Every year on November 11, the United States commemorates those brave men and women who have served and are still serving in our country’s military with what is officially known as Veteran’s Day (note: the difference between Veteran’s Day and Memorial Day, celebrated in May, is that Memorial Day is for remembering those who died while serving and Veteran’s Day acknowledges all service members, dead or alive).
November 11 is a popular holiday around the world, as well, as it is known elsewhere as Armistice Day or Remembrance Day, marking the anniversary of the signing of the Armistice that ended the First World War. (World War I was formally ended at the 11th hour of the 11th day of the 11th month in 1918 when the Germans signed the Armistice).

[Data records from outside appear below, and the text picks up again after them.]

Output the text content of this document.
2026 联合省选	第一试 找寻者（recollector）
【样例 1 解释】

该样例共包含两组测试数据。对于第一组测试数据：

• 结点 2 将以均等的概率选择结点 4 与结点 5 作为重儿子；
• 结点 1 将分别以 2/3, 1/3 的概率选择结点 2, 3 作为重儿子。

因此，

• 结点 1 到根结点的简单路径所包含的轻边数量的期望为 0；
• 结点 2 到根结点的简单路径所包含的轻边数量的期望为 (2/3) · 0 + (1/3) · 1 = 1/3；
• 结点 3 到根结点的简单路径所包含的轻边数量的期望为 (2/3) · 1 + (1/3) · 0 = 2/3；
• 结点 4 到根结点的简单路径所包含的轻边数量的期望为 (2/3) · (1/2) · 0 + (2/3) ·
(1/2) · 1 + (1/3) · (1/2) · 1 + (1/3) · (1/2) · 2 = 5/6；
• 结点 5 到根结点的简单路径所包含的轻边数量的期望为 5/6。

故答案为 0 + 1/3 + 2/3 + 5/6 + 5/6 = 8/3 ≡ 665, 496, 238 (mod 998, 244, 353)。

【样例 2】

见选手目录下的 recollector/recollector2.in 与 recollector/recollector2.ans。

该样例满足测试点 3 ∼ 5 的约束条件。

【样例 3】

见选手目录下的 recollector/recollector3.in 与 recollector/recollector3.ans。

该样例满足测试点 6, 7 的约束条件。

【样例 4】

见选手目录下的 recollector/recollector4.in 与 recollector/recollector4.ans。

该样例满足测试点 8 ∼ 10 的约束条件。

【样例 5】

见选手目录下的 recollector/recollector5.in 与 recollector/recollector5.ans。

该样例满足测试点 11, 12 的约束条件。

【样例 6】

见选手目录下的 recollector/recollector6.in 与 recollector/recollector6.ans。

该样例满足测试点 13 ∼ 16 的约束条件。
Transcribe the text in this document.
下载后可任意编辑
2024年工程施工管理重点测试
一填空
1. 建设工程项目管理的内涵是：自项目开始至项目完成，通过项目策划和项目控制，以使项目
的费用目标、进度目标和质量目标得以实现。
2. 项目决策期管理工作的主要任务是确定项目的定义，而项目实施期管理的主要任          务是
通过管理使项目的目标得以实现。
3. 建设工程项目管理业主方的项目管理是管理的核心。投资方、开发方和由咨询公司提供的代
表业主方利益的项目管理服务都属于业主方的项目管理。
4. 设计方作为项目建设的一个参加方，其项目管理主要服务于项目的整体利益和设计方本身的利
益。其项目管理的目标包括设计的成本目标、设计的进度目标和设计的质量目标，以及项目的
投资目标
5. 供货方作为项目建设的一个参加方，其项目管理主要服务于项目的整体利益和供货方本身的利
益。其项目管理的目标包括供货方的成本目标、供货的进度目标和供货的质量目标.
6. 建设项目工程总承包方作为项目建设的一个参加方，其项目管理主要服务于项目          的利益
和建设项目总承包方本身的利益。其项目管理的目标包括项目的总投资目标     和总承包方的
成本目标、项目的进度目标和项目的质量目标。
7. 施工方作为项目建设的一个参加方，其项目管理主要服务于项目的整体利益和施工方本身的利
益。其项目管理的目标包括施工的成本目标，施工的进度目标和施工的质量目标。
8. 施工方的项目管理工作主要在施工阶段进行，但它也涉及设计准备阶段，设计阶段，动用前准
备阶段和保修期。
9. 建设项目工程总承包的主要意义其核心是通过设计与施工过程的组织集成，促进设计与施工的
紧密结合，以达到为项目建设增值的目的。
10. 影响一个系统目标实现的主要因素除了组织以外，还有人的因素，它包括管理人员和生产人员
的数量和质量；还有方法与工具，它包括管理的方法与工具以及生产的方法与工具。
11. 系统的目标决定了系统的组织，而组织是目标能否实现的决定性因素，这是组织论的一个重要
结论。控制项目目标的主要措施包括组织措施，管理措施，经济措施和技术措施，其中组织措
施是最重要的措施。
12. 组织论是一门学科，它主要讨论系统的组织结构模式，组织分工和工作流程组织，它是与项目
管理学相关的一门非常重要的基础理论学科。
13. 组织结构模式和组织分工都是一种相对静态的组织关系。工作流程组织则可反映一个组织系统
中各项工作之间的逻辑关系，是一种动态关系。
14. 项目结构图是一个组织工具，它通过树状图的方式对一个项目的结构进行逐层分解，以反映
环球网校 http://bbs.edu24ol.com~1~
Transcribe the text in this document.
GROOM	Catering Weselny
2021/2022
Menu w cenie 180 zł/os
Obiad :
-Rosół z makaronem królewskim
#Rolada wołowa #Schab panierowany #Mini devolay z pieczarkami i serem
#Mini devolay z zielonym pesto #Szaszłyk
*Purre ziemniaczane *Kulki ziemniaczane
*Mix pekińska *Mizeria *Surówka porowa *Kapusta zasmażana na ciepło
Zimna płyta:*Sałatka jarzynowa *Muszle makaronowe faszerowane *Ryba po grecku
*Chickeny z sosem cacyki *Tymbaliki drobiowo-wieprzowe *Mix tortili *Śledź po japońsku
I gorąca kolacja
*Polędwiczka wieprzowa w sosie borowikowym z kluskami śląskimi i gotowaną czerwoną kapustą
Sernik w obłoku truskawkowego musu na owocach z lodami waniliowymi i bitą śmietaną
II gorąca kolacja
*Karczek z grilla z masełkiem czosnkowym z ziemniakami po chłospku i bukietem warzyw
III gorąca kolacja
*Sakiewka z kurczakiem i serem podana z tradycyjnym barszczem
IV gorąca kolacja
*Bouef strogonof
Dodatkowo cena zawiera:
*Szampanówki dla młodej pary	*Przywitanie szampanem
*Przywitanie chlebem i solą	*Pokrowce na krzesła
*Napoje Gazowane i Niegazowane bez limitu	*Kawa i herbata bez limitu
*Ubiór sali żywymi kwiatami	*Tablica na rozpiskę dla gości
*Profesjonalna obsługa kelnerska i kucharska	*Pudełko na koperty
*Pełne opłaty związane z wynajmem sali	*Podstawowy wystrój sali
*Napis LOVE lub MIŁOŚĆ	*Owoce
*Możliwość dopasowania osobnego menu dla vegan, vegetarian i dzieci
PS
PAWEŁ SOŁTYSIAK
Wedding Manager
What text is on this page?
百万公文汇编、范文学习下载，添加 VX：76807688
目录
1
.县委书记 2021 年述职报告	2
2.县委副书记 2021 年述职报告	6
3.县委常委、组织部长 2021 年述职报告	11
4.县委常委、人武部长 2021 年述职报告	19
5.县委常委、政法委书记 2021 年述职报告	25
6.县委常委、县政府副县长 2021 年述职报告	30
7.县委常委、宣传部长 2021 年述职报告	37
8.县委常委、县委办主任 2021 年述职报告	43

The holiday has seen several incarnations, names, and even dates, but the first recognition was under President Woodrow Wilson on November 11, 1919, and it only acknowledged those veterans of World War I. In 1938, Congress made it an official federal holiday and called it Armistice Day.
In 1945, World War II veteran hatched the idea that November 11 should recognize veterans of all wars, not just those of World War I. In that form, recognizing all veterans, dead or alive, of all wars, Congress formalized the holiday on May 26, 1954. Less than a week later, Congress amended the holiday to its current name of Veterans Day.
From 1971 until 1978, Veterans Day was recognized on the fourth Monday of November, but was then moved back to its original, and still current, date of November 11.
Being a federal holiday, most schools and many businesses are closed in observance of the holiday. When the holiday falls on a Sunday, as it does in 2012, there will be many festivities and parades on that Sunday, but the holiday will be on Monday, November 12. Federal workers will be given that Monday as a paid day off, no mail will be delivered, and most non-essential federal government offices will be closed. Free meals will be offered to veterans at many restaurants and fast food chains.
And, of course, a great many cities and towns across the country commemorate the day with a parade and other gala events.
Palm Springs Veterans Day Parade
Since 1988, the City of Palm Springs has proudly presented the Palm Springs Veterans Day Parade. As has been the case for years, Palm Springs is a Regional Site for the Observance of Veterans Day, as designated by the Department of Veteran Affairs.
Assisting in this year’s Veterans Day Parade is Roadshows, Inc., as they have been doing since 2008. The parade will consist of all branches of the United States Military. There will be more than 80 entries and 2,000 participants in the parade, and a crowd in excess of 40,000 is expected to turn out and honor the veterans.
Military bands, veterans organizations, color guards, and area high school marching bands will take part in the parade, which will begin at 3:30 pm in downtown Palm Springs. There will be pre-parade static exhibits as well as a post-parade concert featuring the 1st Marine Division Band from nearby Camp Pendleton. Following the concert will be a fireworks finale downtown at the intersection of Palm Canyon Drive and Amado Road.